Peter Thiel’s Founders Fund has fully divested its stake in ETHZilla, according to a 13G amendment filed with the SEC on February 17. The fund had previously reported a 7.5% holding (11,592,241 shares, roughly $40m) in August 2025. ETHZilla, formerly 180 Life Sciences, launched an Ether (ETH) treasury strategy in mid-2025, raising $425m and expanding holdings above 100,000 ETH via convertible bonds. The company sold 24,291 ETH in December 2025 for $74.5m to repay debt and currently holds about 69,800 ETH. Founders Fund’s exit is linked in reports to ETHZilla’s pivot into tokenized aviation assets through ETHZilla Aerospace, which may have increased strategic and execution risk.

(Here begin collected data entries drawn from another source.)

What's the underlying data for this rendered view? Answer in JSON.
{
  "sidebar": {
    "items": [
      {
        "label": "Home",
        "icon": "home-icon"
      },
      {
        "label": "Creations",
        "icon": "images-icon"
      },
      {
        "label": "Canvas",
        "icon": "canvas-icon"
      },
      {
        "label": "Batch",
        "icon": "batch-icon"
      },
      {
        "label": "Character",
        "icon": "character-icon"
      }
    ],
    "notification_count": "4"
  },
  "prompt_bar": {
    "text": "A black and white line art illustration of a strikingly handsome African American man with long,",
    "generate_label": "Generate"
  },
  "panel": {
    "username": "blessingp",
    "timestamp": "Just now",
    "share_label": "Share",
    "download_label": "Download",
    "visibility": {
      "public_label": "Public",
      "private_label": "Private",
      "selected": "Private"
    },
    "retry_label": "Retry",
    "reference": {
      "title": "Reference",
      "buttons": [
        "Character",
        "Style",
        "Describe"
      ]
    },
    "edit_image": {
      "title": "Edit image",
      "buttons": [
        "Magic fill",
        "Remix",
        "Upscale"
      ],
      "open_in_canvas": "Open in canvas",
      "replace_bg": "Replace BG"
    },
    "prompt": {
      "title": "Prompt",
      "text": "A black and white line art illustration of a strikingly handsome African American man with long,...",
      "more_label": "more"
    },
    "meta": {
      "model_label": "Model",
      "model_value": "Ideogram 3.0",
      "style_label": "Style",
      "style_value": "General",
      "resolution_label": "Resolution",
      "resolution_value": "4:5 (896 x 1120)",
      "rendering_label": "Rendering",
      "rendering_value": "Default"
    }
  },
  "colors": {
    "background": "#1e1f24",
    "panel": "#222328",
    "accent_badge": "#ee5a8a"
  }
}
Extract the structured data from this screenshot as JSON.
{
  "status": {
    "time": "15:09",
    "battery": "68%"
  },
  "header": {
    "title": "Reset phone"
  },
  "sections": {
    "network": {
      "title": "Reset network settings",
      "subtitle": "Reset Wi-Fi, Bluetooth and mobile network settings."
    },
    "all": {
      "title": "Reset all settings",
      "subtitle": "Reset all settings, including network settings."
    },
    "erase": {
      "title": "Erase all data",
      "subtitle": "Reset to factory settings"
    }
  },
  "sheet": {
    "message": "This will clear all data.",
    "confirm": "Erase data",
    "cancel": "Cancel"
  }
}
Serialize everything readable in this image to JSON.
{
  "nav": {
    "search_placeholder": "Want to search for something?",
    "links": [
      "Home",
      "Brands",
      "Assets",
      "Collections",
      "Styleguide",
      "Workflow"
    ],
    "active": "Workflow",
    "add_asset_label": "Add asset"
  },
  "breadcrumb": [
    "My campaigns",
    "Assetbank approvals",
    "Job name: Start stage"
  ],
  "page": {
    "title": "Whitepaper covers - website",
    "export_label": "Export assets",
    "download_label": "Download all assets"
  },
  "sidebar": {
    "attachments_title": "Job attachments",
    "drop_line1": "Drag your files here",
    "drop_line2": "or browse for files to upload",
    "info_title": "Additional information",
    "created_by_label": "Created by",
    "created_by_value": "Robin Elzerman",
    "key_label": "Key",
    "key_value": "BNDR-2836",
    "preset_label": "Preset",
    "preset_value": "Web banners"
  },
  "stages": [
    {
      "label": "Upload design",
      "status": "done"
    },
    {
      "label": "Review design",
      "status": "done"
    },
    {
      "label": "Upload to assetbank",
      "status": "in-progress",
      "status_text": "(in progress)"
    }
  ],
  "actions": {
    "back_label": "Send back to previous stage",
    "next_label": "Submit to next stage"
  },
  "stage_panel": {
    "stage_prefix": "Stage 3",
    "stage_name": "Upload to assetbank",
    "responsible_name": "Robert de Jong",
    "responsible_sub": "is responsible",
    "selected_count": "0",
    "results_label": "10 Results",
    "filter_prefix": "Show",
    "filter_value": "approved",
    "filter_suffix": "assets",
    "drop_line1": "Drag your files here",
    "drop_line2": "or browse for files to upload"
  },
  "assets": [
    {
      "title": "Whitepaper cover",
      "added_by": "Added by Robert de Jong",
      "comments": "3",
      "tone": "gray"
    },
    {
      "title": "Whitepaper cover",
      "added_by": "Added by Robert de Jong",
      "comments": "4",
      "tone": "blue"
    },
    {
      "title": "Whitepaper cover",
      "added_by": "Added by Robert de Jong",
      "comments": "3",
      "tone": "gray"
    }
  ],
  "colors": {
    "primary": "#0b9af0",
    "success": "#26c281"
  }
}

The coverage also notes broader institutional movements: BitMine Immersion increased holdings to about 4.325m ETH, while Trend Research sold 651,757 ETH (realizing heavy losses). The articles include a technical snapshot for ETH (price levels, RSI, EMA, support/resistance) and mention BlackRock’s proposed staked-ETH ETF — which would claim ~18% of staking rewards — as a potential structural demand factor. For traders: the exit signals shifting institutional confidence in Ether-treasury corporate models, potential short-term selling pressure on ETH from balance-sheet adjustments, and elevated execution risk for companies pursuing tokenized non-core businesses. Monitor on-chain flows from corporate wallets, convertible-bond maturities, and ETF/regulatory developments for near-term volatility and directional cues.
Bearish
Founders Fund’s full exit from ETHZilla—previously a significant 7.5% shareholder—signals reduced institutional confidence in corporate Ether-treasury models. ETHZilla has already sold a meaningful portion of its holdings (24,291 ETH) to cover debt, and further balance-sheet driven selling or unwind of convertible bonds could create near-term supply pressure on ETH. The added uncertainty from ETHZilla’s pivot into tokenized jet engines raises execution risk and may deter new institutional capital into similar corporate-treasury strategies. Although structural demand drivers such as a potential BlackRock staked-ETH ETF could be bullish over the medium term, the immediate market implication is likely negative: traders should expect heightened volatility and possible downward pressure as investors reprice risk, monitor corporate wallet outflows, and adjust positions ahead of any additional forced selling or refinancing events. Longer-term impact is neutral-to-mixed depending on whether tokenized strategies succeed and whether ETF demand materializes to absorb supply.